Skinny Git

May 27th, 2010 posted by admin

I was the skinniest, weediest, most insect-like translucent boy in my class. It took me years to shed this awful beginning and become a full-grown three-dimensional man who women wanted to be with (and I’m not quite there yet it has to be said). I thought I’d finally found the perfect body-weight and look, and then, the other day, something horrifying happened when I was out with some friends.

The two girls in our group were staring at this skinny guy with glasses. He had a scarf around his neck and was loitering in the shopping precinct in town, looking all weak and fashionable and straight up and down as if basically a stick. Then one of the girls, Jess, said, “I love his skinny feeble stick-man look!”

Us men took this as a joke to begin with, but it soon became very clear that it was no joke. Jess was dead serious. Us men were scared. For a moment I needed a distraction, so I got out my iphone and started looking at anything. In this case ‘anything’ happened to be 24 hour fuel oil suppliers in North America.

“Stop it,” I said, “you two are being outright disgusting.”

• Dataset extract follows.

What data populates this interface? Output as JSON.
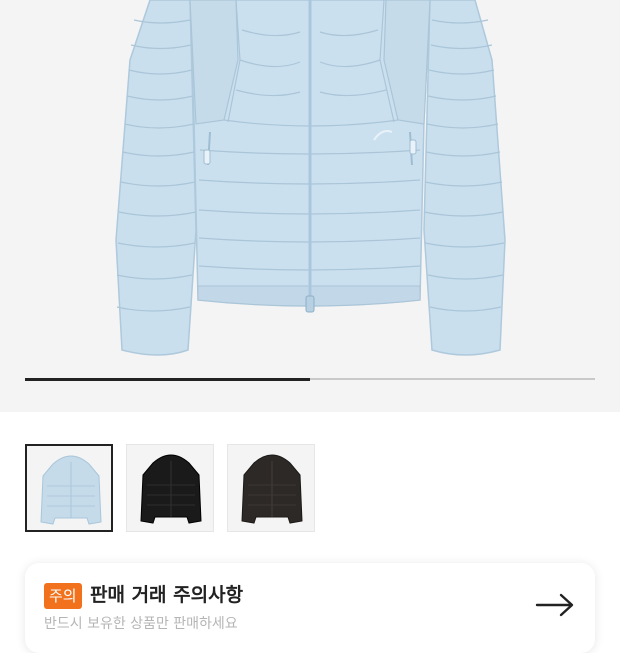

I was sticking my chest out. This was unconscious, up until that moment.

“But seriously,” said Amanda, “check out his body!”

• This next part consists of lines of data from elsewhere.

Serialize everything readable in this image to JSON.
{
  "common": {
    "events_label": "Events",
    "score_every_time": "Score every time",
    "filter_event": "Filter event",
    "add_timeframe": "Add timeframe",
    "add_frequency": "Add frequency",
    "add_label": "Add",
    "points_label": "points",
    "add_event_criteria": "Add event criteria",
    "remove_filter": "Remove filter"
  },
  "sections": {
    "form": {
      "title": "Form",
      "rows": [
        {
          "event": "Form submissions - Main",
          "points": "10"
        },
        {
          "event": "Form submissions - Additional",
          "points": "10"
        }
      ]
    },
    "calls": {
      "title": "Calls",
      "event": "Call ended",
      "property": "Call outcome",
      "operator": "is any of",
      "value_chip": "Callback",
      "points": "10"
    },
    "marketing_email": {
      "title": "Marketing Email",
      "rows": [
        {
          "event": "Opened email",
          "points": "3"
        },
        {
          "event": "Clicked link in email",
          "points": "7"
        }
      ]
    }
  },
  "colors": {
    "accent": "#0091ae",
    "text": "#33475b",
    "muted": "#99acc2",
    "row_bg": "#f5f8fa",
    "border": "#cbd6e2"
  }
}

As covertly as we could, we checked out his body and all agreed it was despicably thin, week and prisoner-of-war pathetic.

John said, “you’d snap him in two!"and we laughed. And that was when the skinny git put his hand up and smiled and Jess and Amanda went so red that we could literally feel the heat coming off them.


If only they’d been at school with me, I thought, how times would have been different.